In Malayalam, Uniscribe always reorders the first post-base <samp>"Halant"</samp> in
a syllable to the position immediately after the syllable's last consonant.

#### Kannada final double Halants ####

In old-model Kannada (`<knda>`) runs, Uniscribe is known to reorder
the first post-base <samp>"Halant"</samp> only when there is not already a <samp>"Halant"</samp>
after the last consonant.

For example, the old-model Indic syllable

	Pre-baseC Halant BaseC Halant Post-baseC Halant

would _not_ be reordered. 

This behavior is an exception to the general Indic1 post-base <samp>"Halant"</samp>
reordering operation. It is believed to be script-specific and has
only been observed for Kannada text runs. However, there may still be
undiscovered sequences in other Indic1-script text which trigger the
same behavior; implementers targeting full compatibility should
exercise caution.

If the standard post-base <samp>"Halant"</samp> reordering were performed, then the
likely result of the <abbr title="Glyph Substitution table">GSUB</abbr> feature-application phase would be a
sequence of the form <samp>"BaseC,belowbaseC,Halant"</samp> which, in turn, might
trigger mark-attachment issues for correctly positioning the final
<samp>"Halant"</samp>.

This Uniscribe behavior is not documented, however; therefore the only
recommended workaround for maintaining compatibility is to define a
special-case exception for avoiding the creation of final double
<samp>"Halant"</samp>s in `<knda>` text.


### Halants and left matras ###

When reordering left-side matras, when a <samp>"Halant"</samp> occurs immediately
after a left-side matra, Uniscribe does not move the <samp>"Halant"</samp> with the matra.

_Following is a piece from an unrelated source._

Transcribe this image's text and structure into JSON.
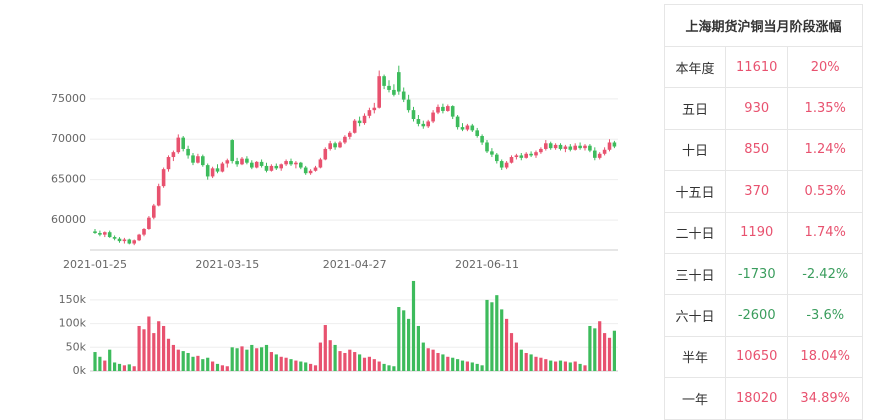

Generally, marks (including <samp>"Halant"</samp>) are tagged for reordering with
the same positioning tag as the closest non-mark character that the
mark has affinity with. 

In post-base position, where a yet-to-be-reordered left-side matra
would be found, the closest non-mark character with affinity for the
mark might be a post-base consonant. Uniscribe appears to make a check
ensuring that the <samp>"Halant"</samp> after a left-side matra is not tagged for
reordering with the matra.

This check is required for shaping Sinhala, because the `U+0DDA`
multi-part matra decomposes into the sequence <samp>"`U+0DD9`,Halant"</samp>. The
decomposed <samp>"Halant"</samp> should remain where it is, serving as the right-side
matra component.


### Explicit half-forms followed by matras ###

As a general rule, Uniscribe and other shapers insert a dotted-circle
character before a non-spacing mark character (such as a matra in
Indic2-model scripts) when that non-spacing mark character is not
matched with a base character in a permitted syllable. In such
circumstances, the dotted-circle visually serves to communicate to
readers that a base character has not been found, and also
functionally serves as a surrogate base on which the mark character
can be positioned.

However, Uniscribe is known not to insert a dotted-circle before a
matra character when it is preceded by two sequential
explicit-half-form sequences (meaning two consecutive occurrences of
<samp>"_Consonant_,Halant,ZWJ"</samp>) in Indic2 runs.

Therefore, the sequence:

    `_Consonant_,Halant,ZWJ,_matra_`

would be transformed to:

    `_Consonant_,Halant,ZWJ,Dotted-Circle,_matra_`

but the sequence:

    `_Consonant_,Halant,ZWJ,_Consonant_,Halant,ZWJ,_matra_`

would _not_ be transformed with a dotted-circle insertion.

This exception is regarded as a likely bug.